Thanks to all the readers who responded to the problems we discussed in last month’s column. We had given a small code snippet of multi-threaded code, which exhibits false sharing of data. We had asked readers to rewrite the code to avoid the false sharing issue. Congratulations to Nilesh Govande, Arivendu Bhardwaj, Vivek Goel and Miranda Walters for getting the correct answer. Here is the original buggy code snippet from the takeaway problem:
incrementTicketCounter() { int thread_id = pthread_self(); num_tickets_per_thread[thread_id] ++; } void PrintTotalTickets() { //only the main thread calls this function, so no locking needed for (int i = 0; i < N; i++) num_total_tickets += Num_tickets_per_thread[i]; printf ("%d", num_total_tickets); }
Assuming a cache line of size 64 bytes, we see that 16 elements of the array num_tickets_per_thread can fit in the same cache line. Recall that a processor updating the array element num_tickets_per_thread[thread_id] ends up invalidating the other processor’s cache copies because of their co-location in the same cache line. Unlike true sharing where the same datum is accessed by multiple threads, in this case, different threads access different data items. Because of their co-location in the same cache line, the line gets migrated across the different processor caches. This phenomenon is known as false sharing. This results in an increased number of cache misses and will show up as an increase in the execution time of the application.
#define CACHE_LINE_SIZE 64 //we assume a 64 byte cache line size struct ticket { int number; int dummy_pad[CACHE_LINE_SIZE – sizeof(int)]; }; struct ticket num_tickets_per_thread [N]; //N is the number of threads in your application incrementTicketCounter() { int thread_id = pthread_self(); num_tickets_per_thread[thread_id].number ++; } void PrintTotalTickets() { //only the main thread calls this function, so no locking needed for (int i = 0; i < N; i++) num_total_tickets += num_tickets_per_thread[i].number; printf (“%d”, num_total_tickets); }
As our readers correctly pointed out, in order to avoid false sharing, each element of the array num_tickets_per_thread needs to be placed on a separate cache line. The modified code given below does not exhibit any false sharing. We add a pad of size 60 bytes (assuming a cache line size of 64 bytes) around each element of the array so that each element is located on a different cache line. Hence, updating of one element of the array does not result in invalidating copies of any other element present in caches of other processors.

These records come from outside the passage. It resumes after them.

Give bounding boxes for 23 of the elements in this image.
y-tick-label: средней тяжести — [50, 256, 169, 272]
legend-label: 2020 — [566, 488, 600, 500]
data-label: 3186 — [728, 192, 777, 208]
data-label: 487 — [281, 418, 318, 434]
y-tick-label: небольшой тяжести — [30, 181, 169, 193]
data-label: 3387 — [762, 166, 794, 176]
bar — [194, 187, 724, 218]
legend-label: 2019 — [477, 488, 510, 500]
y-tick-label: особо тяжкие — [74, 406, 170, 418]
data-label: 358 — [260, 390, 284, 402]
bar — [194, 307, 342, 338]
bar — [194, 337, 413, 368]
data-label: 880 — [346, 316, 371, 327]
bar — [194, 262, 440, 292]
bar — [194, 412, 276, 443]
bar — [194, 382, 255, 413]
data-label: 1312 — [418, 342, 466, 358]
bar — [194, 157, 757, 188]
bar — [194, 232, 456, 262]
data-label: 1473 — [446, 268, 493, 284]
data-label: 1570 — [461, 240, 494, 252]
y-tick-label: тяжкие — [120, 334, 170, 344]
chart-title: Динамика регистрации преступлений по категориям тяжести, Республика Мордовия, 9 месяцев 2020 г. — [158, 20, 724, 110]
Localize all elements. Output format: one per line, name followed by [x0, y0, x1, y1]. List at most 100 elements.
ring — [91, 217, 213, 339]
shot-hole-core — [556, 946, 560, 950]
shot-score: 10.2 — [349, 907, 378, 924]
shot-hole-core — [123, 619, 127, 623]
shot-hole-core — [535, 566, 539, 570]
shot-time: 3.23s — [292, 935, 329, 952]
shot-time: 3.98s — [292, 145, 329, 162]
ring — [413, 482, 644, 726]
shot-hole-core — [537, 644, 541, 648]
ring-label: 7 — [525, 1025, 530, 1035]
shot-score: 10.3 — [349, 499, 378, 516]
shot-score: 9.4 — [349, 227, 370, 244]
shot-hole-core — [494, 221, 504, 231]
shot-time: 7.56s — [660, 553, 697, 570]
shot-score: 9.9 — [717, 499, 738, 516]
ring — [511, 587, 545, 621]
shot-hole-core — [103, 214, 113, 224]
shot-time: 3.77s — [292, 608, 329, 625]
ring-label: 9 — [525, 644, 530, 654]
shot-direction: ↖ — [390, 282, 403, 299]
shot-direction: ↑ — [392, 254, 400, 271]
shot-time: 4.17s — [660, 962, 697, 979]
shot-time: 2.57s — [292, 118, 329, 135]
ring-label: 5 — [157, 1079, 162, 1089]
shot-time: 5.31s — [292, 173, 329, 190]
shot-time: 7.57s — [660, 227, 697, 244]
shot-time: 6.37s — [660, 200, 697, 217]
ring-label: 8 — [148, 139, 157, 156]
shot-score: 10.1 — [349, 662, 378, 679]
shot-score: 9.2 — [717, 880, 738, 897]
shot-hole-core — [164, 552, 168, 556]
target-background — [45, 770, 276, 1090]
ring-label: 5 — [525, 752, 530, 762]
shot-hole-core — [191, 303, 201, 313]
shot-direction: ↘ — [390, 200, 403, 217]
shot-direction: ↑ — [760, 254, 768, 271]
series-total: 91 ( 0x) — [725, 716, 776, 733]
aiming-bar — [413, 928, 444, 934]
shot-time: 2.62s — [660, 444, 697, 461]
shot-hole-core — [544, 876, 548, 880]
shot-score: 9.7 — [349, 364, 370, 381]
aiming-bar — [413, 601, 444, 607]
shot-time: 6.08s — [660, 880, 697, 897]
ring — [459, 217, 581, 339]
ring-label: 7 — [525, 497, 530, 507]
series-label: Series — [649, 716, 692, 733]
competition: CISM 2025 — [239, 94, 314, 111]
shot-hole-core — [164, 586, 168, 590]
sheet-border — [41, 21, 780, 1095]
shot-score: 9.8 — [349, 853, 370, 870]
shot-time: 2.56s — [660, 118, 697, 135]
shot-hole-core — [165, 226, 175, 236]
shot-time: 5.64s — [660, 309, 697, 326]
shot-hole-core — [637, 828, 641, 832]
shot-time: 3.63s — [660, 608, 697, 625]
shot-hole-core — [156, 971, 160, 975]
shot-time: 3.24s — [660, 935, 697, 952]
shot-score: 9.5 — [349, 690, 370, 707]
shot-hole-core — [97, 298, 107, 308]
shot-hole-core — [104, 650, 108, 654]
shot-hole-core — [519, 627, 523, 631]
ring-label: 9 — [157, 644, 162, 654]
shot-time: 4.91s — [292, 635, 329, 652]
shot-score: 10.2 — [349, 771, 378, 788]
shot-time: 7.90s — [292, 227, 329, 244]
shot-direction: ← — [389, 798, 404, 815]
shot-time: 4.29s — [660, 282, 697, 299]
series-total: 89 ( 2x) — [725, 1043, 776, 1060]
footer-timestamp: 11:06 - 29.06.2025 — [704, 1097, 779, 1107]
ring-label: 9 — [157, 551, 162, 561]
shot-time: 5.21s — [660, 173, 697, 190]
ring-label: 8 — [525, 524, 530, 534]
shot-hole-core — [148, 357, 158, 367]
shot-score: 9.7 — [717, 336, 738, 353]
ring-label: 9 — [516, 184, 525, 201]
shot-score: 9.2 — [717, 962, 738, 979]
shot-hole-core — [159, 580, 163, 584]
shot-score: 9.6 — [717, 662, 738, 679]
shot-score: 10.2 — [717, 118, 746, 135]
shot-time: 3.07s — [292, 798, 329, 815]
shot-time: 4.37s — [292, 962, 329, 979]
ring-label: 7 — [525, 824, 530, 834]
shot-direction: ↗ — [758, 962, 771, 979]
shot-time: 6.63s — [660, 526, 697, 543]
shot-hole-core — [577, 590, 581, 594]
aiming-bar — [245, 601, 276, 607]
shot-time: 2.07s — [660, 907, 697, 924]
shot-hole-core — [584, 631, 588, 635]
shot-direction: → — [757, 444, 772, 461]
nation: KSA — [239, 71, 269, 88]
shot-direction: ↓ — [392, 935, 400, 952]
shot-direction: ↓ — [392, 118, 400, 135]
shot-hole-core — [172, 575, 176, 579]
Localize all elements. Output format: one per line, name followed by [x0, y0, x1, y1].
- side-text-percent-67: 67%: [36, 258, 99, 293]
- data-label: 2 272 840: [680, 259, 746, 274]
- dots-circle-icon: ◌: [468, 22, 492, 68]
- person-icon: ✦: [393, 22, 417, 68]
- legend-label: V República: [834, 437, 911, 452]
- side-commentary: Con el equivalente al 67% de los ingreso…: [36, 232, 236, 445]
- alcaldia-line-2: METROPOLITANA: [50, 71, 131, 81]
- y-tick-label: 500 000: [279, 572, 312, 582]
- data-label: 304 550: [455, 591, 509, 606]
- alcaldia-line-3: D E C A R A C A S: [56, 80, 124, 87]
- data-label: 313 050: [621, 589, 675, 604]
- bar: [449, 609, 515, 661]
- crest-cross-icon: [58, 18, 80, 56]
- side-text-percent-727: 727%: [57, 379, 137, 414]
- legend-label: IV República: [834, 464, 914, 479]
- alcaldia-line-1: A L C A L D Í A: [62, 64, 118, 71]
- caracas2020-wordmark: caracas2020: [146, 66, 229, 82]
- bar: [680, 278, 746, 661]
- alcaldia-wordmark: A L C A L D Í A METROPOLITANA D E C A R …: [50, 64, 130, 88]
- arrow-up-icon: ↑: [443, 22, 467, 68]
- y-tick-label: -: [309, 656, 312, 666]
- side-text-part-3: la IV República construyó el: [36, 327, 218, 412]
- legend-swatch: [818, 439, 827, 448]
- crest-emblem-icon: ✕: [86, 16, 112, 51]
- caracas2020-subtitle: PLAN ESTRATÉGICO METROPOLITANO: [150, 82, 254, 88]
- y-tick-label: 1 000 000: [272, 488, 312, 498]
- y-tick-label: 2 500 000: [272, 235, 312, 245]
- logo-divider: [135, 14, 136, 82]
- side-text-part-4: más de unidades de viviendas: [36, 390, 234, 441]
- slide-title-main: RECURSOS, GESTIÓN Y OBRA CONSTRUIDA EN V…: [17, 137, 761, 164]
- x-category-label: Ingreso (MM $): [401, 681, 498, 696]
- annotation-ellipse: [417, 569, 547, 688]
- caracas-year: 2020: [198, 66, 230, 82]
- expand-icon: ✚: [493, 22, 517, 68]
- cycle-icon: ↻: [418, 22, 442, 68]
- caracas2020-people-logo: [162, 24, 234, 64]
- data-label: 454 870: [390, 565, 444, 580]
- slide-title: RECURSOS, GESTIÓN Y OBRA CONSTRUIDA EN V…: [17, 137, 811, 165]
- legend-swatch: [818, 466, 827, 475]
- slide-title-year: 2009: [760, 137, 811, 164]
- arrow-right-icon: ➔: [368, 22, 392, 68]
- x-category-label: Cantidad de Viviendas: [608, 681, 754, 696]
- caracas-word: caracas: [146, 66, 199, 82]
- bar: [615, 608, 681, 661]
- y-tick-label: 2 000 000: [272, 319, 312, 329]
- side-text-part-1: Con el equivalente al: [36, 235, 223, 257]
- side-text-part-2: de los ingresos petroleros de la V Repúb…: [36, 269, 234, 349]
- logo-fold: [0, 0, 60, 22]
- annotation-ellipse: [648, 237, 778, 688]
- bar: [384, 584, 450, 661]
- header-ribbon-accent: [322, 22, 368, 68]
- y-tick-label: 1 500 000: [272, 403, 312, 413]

Issues to be aware of in lock-based programming
We’ll now look at some of the issues associated with multi-threaded programming that arise due to the use of locks and how they can be overcome. Locks are used to protect the access to shared resources in a multi-threaded application. While locks are needed to ensure a consistent application state, they also bring forth certain issues. We have already discussed a couple of these, namely deadlock and data races. In today’s column, we will look at another potential problem associated with locks, called priority inversion.
Consider an application that has two threads–a higher priority thread T1 and a lower priority thread T2. Both T1 and T2 need to update a shared global counter that counts the number of operations performed in the application. This shared global counter is protected by a lock, L1. Now when the higher priority thread T1 is ready to run, it ends up waiting for the lower priority thread T2, since T2 currently holds the lock L1. Thus even if T1 has a higher priority than T2, T1 ends up waiting for T2 to finish updating the counter and hence release the lock L1, before it can run. Such a situation is known as priority inversion since T1 has a higher priority than T2, but ends up waiting for T2 clearly resulting in a priority inversion. In an application with a large number of threads, this situation can result in the higher priority thread waiting for a long time on lower priority threads because of access to common shared resources.
A famous case of priority inversion
In many cases, priority inversion happens without the programmer being aware of it and it does not have a major impact on systems performance. But there have been cases where priority inversion has caused poor response on performance, especially in realtime systems. A famous case of priority inversion occurred in the software used in the Mars Pathfinder mission in July 1997. The Pathfinder mission took high-resolution colour pictures of the Martian surface and relayed them back to Earth. When the software was employed on Mars, the programmers back on earth were puzzled by the number of software resets that occurred frequently, leading to poor systems performance. On investigation, it was found that the issue was due to priority inversion.
In the Martian spacecraft, various devices communicated over a data bus. Activity on this bus was managed by a pair of high-priority tasking threads — BM1 and BM2. One of the bus manager tasks that BM1 communicated through a pipe was a low-priority meteorological science task, MS1. The communication pipe was protected by a mutex L1. BM1 and MS1 needed to acquire the mutex L1 before they could send data over the pipe.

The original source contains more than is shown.